2. Vision Model Requirements
Not all models support images. You must use a vision-capable model:
| Provider | Vision Models |
|---|---|
| OpenAI | gpt-4o, gpt-4o-mini, gpt-4-turbo |
| Anthropic | claude-sonnet-4-20250514, claude-3-5-sonnet-*, claude-3-opus-* |
| Google AI | gemini-2.5-flash, gemini-2.5-pro, gemini-2.0-flash |
| Vertex AI | gemini-2.5-flash, gemini-2.5-pro |
| Bedrock | anthropic.claude-3-*, anthropic.claude-sonnet-4-* |
3. Multiple Images
Pass multiple images and reference them in your prompt. The model sees them in order:
input: {
text: "The first image is the original design. The second is the implementation. How closely does the implementation match?",
images: [designMockup, implementationScreenshot],
}
4. Alt Text for Accessibility
For production applications, provide alt text with the ImageWithAltText format:
input: {
text: "Analyze these product photos for our catalog.",
images: [
{ data: imageBuffer, altText: "Front view of the blue sneaker" },
{ data: "https://example.com/side.jpg", altText: "Side profile showing sole design" },
],
}
Variations
Stream Image Analysis
Stream the response while analyzing an image:
async function streamImageAnalysis(imagePath: string, question: string) {
const neurolink = new NeuroLink();
const imageBuffer = readFileSync(imagePath);
const result = await neurolink.stream({
input: {
text: question,
images: [imageBuffer],
},
provider: "openai",
model: "gpt-4o",
});
for await (const chunk of result.stream) {
if ("content" in chunk && chunk.content) {
process.stdout.write(chunk.content);
}
}
console.log("\n");
}
streamImageAnalysis("./chart.png", "Summarize the trends shown in this chart.");
Extract Text from an Image (OCR)
Use a vision model as an OCR tool:
async function extractText(imagePath: string) {
const neurolink = new NeuroLink();
const image = readFileSync(imagePath);
const result = await neurolink.generate({
input: {
text: "Extract all visible text from this image.

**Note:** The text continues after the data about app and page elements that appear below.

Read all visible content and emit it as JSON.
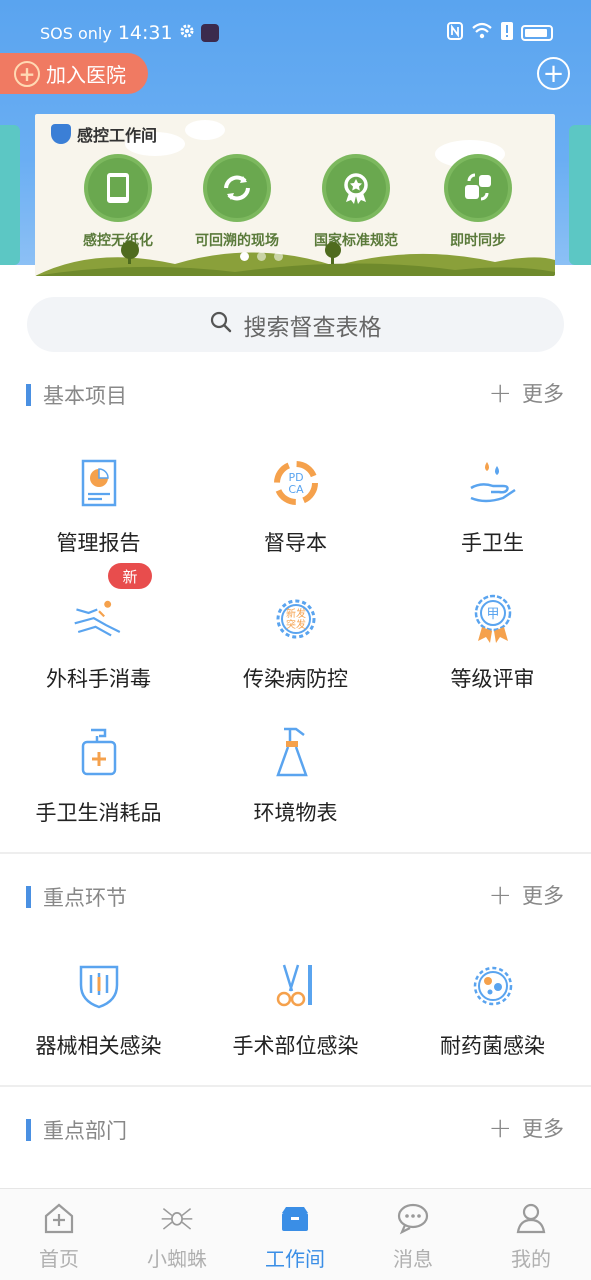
{
  "status_bar": {
    "carrier": "SOS only",
    "time": "14:31"
  },
  "header": {
    "join_label": "加入医院"
  },
  "banner": {
    "logo_text": "感控工作间",
    "features": [
      {
        "label": "感控无纸化",
        "icon": "tablet-icon"
      },
      {
        "label": "可回溯的现场",
        "icon": "refresh-icon"
      },
      {
        "label": "国家标准规范",
        "icon": "award-icon"
      },
      {
        "label": "即时同步",
        "icon": "sync-icon"
      }
    ]
  },
  "search": {
    "placeholder": "搜索督查表格"
  },
  "sections": {
    "basic": {
      "title": "基本项目",
      "more": "更多",
      "items": [
        {
          "label": "管理报告",
          "icon": "report-icon"
        },
        {
          "label": "督导本",
          "icon": "pdca-icon"
        },
        {
          "label": "手卫生",
          "icon": "hand-hygiene-icon"
        },
        {
          "label": "外科手消毒",
          "icon": "surgical-hand-icon",
          "badge": "新"
        },
        {
          "label": "传染病防控",
          "icon": "virus-icon",
          "icon_text": "新发突发"
        },
        {
          "label": "等级评审",
          "icon": "grade-badge-icon",
          "icon_text": "甲"
        },
        {
          "label": "手卫生消耗品",
          "icon": "sanitizer-icon"
        },
        {
          "label": "环境物表",
          "icon": "spray-bottle-icon"
        }
      ]
    },
    "key_links": {
      "title": "重点环节",
      "more": "更多",
      "items": [
        {
          "label": "器械相关感染",
          "icon": "shield-icon"
        },
        {
          "label": "手术部位感染",
          "icon": "scissors-icon"
        },
        {
          "label": "耐药菌感染",
          "icon": "bacteria-icon"
        }
      ]
    },
    "key_departments": {
      "title": "重点部门",
      "more": "更多"
    }
  },
  "tabbar": {
    "items": [
      {
        "label": "首页",
        "icon": "home-icon"
      },
      {
        "label": "小蜘蛛",
        "icon": "spider-icon"
      },
      {
        "label": "工作间",
        "icon": "workspace-icon",
        "active": true
      },
      {
        "label": "消息",
        "icon": "message-icon"
      },
      {
        "label": "我的",
        "icon": "profile-icon"
      }
    ]
  },
  "colors": {
    "primary": "#3a8ee6",
    "header": "#5aa4ef",
    "join_button": "#f07a62",
    "badge_red": "#e84d4d"
  }
}
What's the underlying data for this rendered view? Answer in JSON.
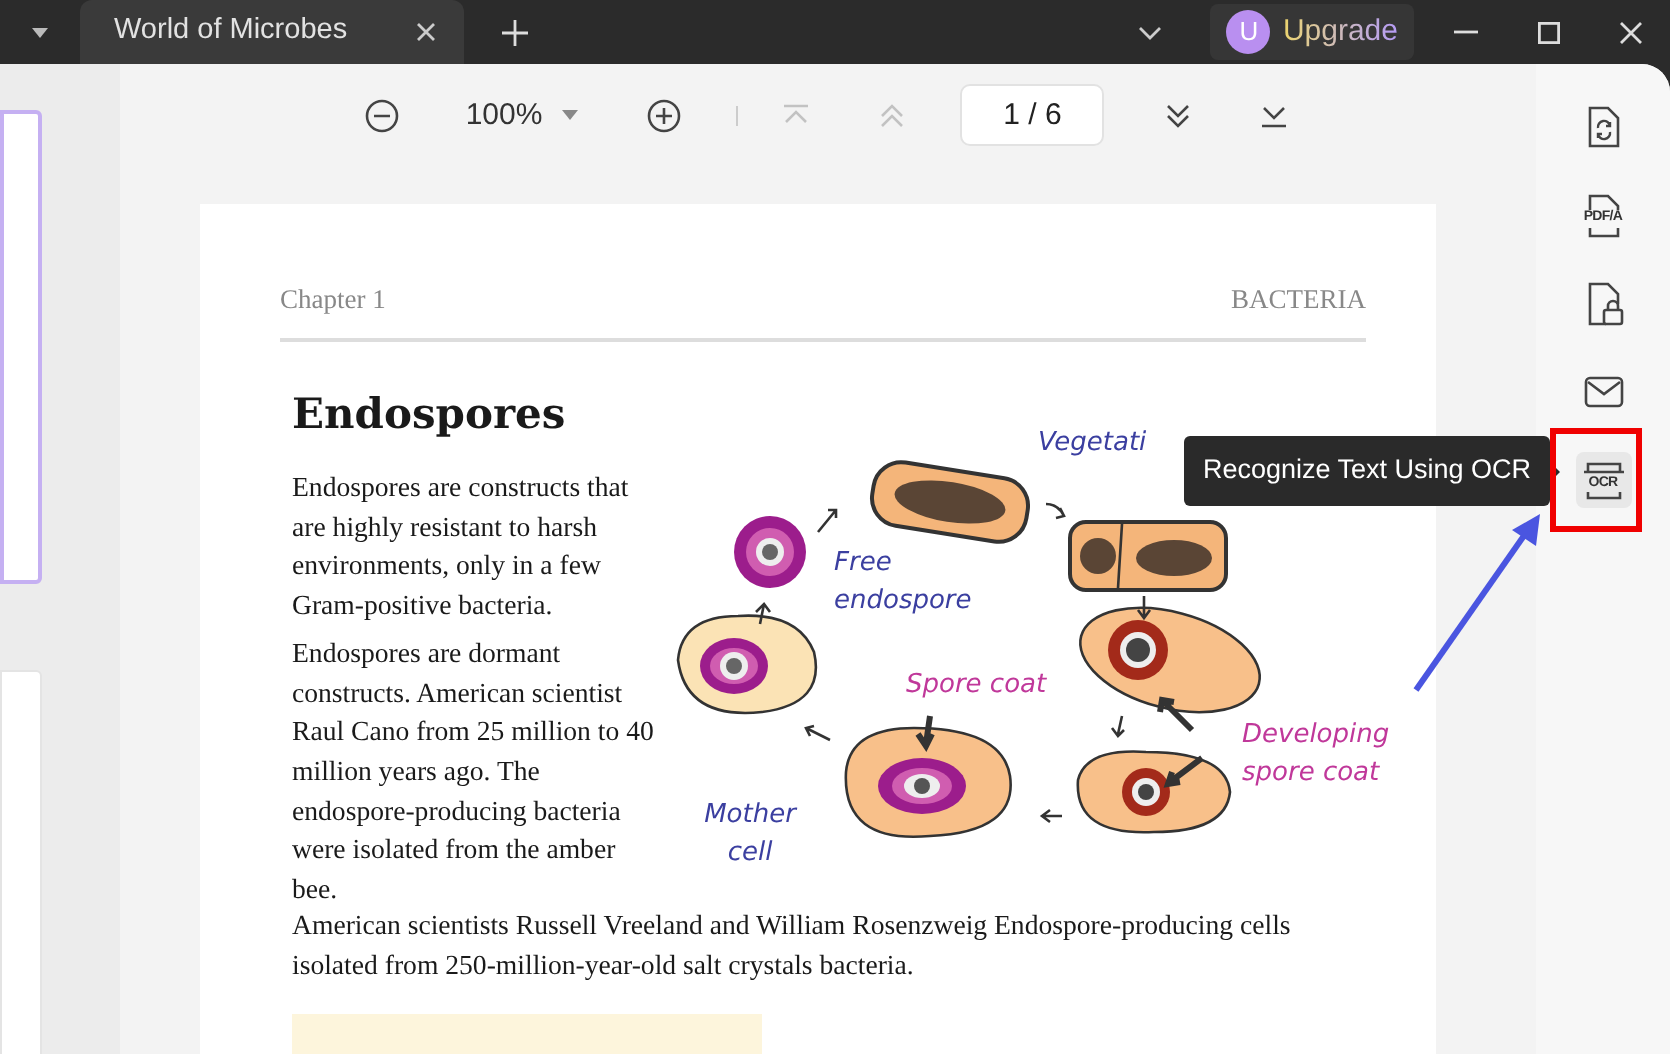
{
  "window": {
    "tab_title": "World of Microbes",
    "upgrade": {
      "avatar": "U",
      "label": "Upgrade"
    }
  },
  "thumbnails": [
    {
      "selected": true
    },
    {
      "selected": false
    }
  ],
  "toolbar": {
    "zoom": "100%",
    "page": "1 / 6",
    "nav_buttons": [
      {
        "kind": "first",
        "disabled": true
      },
      {
        "kind": "prev",
        "disabled": true
      },
      {
        "kind": "next",
        "disabled": false
      },
      {
        "kind": "last",
        "disabled": false
      }
    ]
  },
  "document": {
    "header_left": "Chapter 1",
    "header_right": "BACTERIA",
    "title": "Endospores",
    "paragraphs": [
      "Endospores are constructs that are highly resistant to harsh environments, only in a few Gram-positive bacteria.",
      "Endospores are dormant constructs. American scientist Raul Cano from 25 million to 40 million years ago. The endospore-producing bacteria were isolated from the amber bee."
    ],
    "diagram_labels": [
      {
        "text": "Vegetati",
        "color": "#3b3fa0"
      },
      {
        "text": "Free endospore",
        "color": "#3b3fa0"
      },
      {
        "text": "Spore coat",
        "color": "#c0389a"
      },
      {
        "text": "Developing spore coat",
        "color": "#c0389a"
      },
      {
        "text": "Mother cell",
        "color": "#3b3fa0"
      }
    ],
    "footer_paragraph": "American scientists Russell Vreeland and William Rosenzweig Endospore-producing cells isolated from 250-million-year-old salt crystals bacteria."
  },
  "tools": [
    {
      "kind": "convert"
    },
    {
      "kind": "pdfa",
      "text": "PDF/A"
    },
    {
      "kind": "protect"
    },
    {
      "kind": "mail"
    },
    {
      "kind": "ocr",
      "text": "OCR"
    }
  ],
  "tooltip": "Recognize Text Using OCR"
}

Return it as plain text, preserving the layout as much as possible.",
images: [image],
},
provider: "openai",
model: "gpt-4o",
temperature: 0,
});
return result.content;
}
Base64 String Input
When you already have a base64-encoded image (e.g., from a database or API):
const base64Image = "iVBORw0KGgoAAAANSUhEUg..."; // Base64 data
const result = await neurolink.generate({
input: {
text: "What is in this image?",
images: [`data:image/png;base64,${base64Image}`],
},
provider: "google-ai",
model: "gemini-2.5-flash",
});
Batch Image Classification
Classify multiple images in sequence:
import { readFileSync, readdirSync } from "fs";
import { join } from "path";
async function classifyImages(directory: string) {
const neurolink = new NeuroLink();
const files = readdirSync(directory).filter((f) =>
/\.(jpg|jpeg|png|webp)$/i.test(f),
);
const results: Array<{ file: string; category: string }> = [];
for (const file of files) {
const image = readFileSync(join(directory, file));
const result = await neurolink.generate({
input: {
text: 'Classify this image into exactly one category: "landscape", "portrait", "product", "document", or "other". Respond with only the category name.',
images: [image],
},
provider: "openai",
model: "gpt-4o-mini",
temperature: 0,
maxTokens: 10,
});
results.push({ file, category: result.content.trim().toLowerCase() });
console.log(`${file}: ${result.content.trim()}`);
}
return results;
}
Tips
- Use the right model for cost:
gpt-4o-miniandgemini-2.5-flashare cheaper for simple image tasks. Reservegpt-4oandclaude-sonnet-4-20250514for complex visual reasoning. - Resize large images: Very large images consume more tokens. Resize to the minimum resolution needed before sending.
- Be specific in your prompt: Instead of "describe this image", ask "list all the text visible in the top-right corner of this screenshot."
- One image or many: Some tasks work better with a single detailed image; comparison tasks benefit from passing 2-3 images in one request.